In 2003, with a shortage of professional librarians on the horizon, the First Lady had called on the IMLS to help recruit “a new generation of librarians” through a special funding initiative. Since then, the Librarians for the 21st Century program has funded 1,537 master’s degree students, 119 doctoral students, 660 pre-professional students and 378 continuing education students.
Mrs. Bush has also been actively involved in restoring storm-damaged school libraries through the Gulf Coast School Library Recovery Initiative of the Laura Bush Foundation for America’s Libraries. In late November, the foundation announced $1 million in grants through the initiative to 20 schools in Louisiana, Mississippi, Florida and Texas.

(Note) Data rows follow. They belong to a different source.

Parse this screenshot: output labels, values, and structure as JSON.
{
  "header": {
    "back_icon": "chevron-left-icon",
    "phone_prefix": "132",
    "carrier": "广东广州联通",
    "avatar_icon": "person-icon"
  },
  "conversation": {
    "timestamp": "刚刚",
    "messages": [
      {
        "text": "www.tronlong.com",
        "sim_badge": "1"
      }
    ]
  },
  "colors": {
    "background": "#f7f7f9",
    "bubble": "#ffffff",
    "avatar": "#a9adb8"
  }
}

These grants were in addition to the grants to 20 other schools in Louisiana and Mississippi earlier in the year and brought the total grants awarded to more than $2 million in the first eight months of the initiative.
Also at the federal level, the 50th anniversary of President Eisenhower’s signature on the Library Services Act of 1956 saw the allocation of $210.6 million for library programs, an increase of 2.3 percent from fiscal 2005; and President Bush also proposed increases for fiscal 2007 and fiscal 2008 under what is now known as the Library Services and Technology Act of 1996.

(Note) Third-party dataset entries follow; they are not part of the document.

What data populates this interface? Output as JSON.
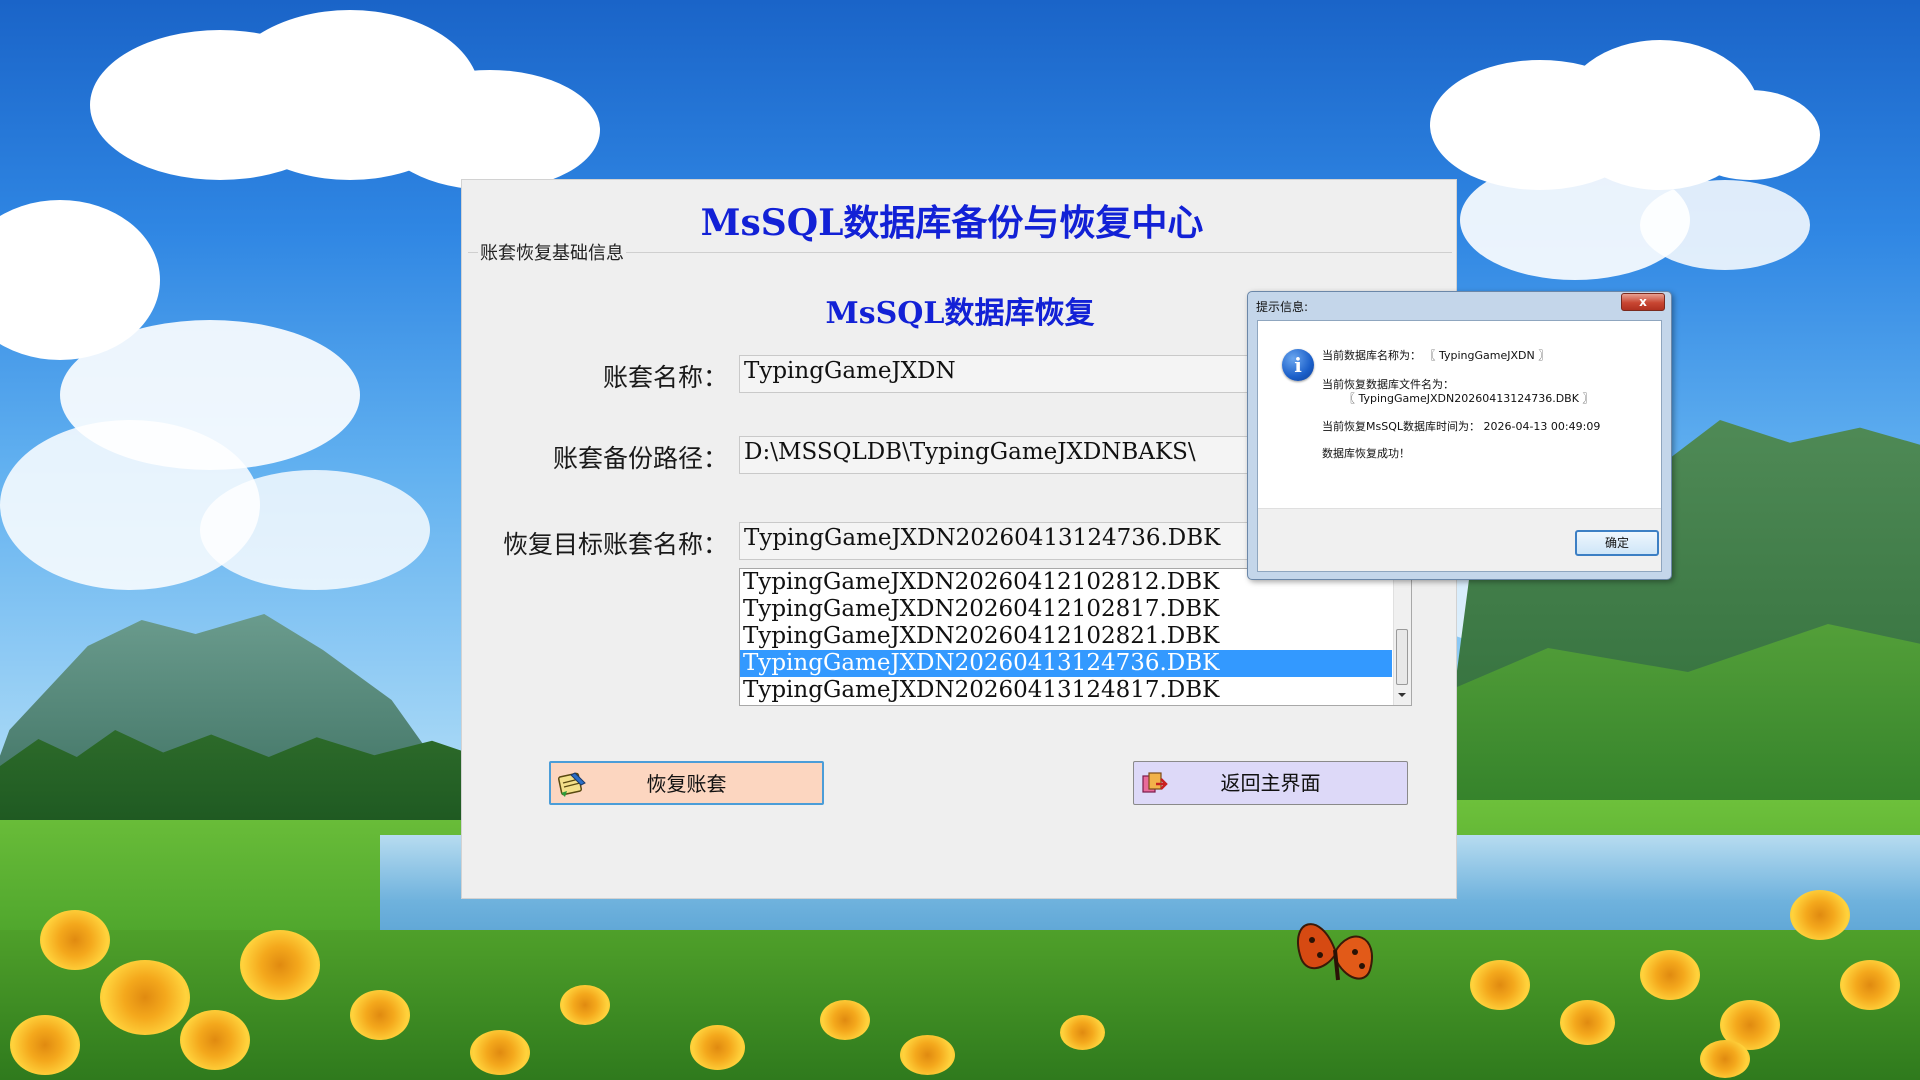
{
  "app": {
    "title": "MsSQL数据库备份与恢复中心",
    "group_label": "账套恢复基础信息",
    "subtitle": "MsSQL数据库恢复"
  },
  "form": {
    "account_name_label": "账套名称：",
    "account_name_value": "TypingGameJXDN",
    "backup_path_label": "账套备份路径：",
    "backup_path_value": "D:\\MSSQLDB\\TypingGameJXDNBAKS\\",
    "target_label": "恢复目标账套名称：",
    "target_value": "TypingGameJXDN20260413124736.DBK"
  },
  "backup_list": {
    "items": [
      "TypingGameJXDN20260412102812.DBK",
      "TypingGameJXDN20260412102817.DBK",
      "TypingGameJXDN20260412102821.DBK",
      "TypingGameJXDN20260413124736.DBK",
      "TypingGameJXDN20260413124817.DBK"
    ],
    "selected_index": 3
  },
  "buttons": {
    "restore": "恢复账套",
    "return_main": "返回主界面"
  },
  "dialog": {
    "title": "提示信息:",
    "close": "x",
    "line1": "当前数据库名称为：  〖 TypingGameJXDN 〗",
    "line2": "当前恢复数据库文件名为：",
    "line3": "〖 TypingGameJXDN20260413124736.DBK 〗",
    "line4": "当前恢复MsSQL数据库时间为：   2026-04-13 00:49:09",
    "line5": "数据库恢复成功！",
    "ok": "确定",
    "icon": "info-icon"
  },
  "colors": {
    "title_blue": "#1221d6",
    "selection": "#3399ff",
    "restore_button": "#fcd6c0",
    "return_button": "#ddd9f8"
  }
}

However, President Bush’s proposed 2007 budget also cut $2 million from the $2.5 million fund for the U.S. Environmental Protection Agency’s network of libraries, and the EPA began closing regional libraries without waiting on Congressional action. Initially blaming it on the budget cut but then calling it part of a plan to grant “broader access to a larger audience” by digitizing library materials and putting them on its Website, the EPA shut library doors in Chicago, Dallas and Kansas City, and five other libraries reduced access or closed.

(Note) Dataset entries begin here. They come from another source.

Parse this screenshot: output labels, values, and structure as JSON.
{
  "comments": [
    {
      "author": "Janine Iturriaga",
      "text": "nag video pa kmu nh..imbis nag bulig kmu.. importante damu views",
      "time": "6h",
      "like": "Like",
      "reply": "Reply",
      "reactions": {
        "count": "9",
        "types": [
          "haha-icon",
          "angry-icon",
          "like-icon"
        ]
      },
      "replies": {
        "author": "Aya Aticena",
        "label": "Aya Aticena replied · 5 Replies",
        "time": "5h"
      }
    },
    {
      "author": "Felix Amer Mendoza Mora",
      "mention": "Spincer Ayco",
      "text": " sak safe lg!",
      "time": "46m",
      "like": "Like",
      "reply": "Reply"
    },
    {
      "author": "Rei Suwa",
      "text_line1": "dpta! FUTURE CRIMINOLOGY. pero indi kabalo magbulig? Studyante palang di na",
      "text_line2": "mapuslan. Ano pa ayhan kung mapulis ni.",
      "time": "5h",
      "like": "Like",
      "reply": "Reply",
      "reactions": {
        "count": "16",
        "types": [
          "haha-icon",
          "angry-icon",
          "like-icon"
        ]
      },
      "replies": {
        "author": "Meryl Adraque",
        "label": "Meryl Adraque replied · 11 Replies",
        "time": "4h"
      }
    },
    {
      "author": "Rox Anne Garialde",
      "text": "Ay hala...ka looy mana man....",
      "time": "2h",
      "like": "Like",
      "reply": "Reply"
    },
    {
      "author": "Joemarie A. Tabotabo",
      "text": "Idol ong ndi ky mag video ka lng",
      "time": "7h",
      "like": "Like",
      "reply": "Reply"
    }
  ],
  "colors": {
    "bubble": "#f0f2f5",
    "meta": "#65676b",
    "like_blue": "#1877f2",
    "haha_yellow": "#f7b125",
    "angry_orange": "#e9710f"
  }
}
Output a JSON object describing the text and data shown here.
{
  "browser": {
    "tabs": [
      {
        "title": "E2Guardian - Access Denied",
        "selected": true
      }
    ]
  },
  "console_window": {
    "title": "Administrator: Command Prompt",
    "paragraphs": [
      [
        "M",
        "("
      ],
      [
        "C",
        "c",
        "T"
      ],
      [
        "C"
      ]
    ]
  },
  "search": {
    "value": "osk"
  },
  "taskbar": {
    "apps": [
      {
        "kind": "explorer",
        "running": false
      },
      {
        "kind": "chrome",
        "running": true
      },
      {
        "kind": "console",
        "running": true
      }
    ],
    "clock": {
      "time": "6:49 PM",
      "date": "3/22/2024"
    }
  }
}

Attendees at several ALA Midwinter Meeting sessions in January 2007 sounded off to EPA officials. One EPA official responded, “We are very interested in your input.” At the request of several members of Congress, the Government Accountability Office began an examination of the closings, and ALA President Leslie Burger was invited to testify about the EPA actions at a February hearing of the Senate Environment and Public Works Committee.
Finally, the so-called 65 percent solution became less of a problem in 2006. First Class Education, which in 2005 began a campaign to mandate that 65 percent of every school district budget in the nation be spent on classroom instruction, made some concessions to the library community but still opposes rewriting the 30-year-old NCES definition of classroom instruction to include librarians, who are grouped with food, transportation and other non-instructional staff.Coloradovoters rejected two separate ballot measures that would have required school districts to funnel a minimum of 65 percent of their budgets directly into classrooms.
In 10 other states, 65 percent solution measures were rejected or died for lack of legislative action or lack of funding; measures were withdrawn from consideration in three other states for various reasons. By early 2007, the 65 percent solution had been approved in only three states: Georgia and Kansas, by legislative action, and Texas, by executive order.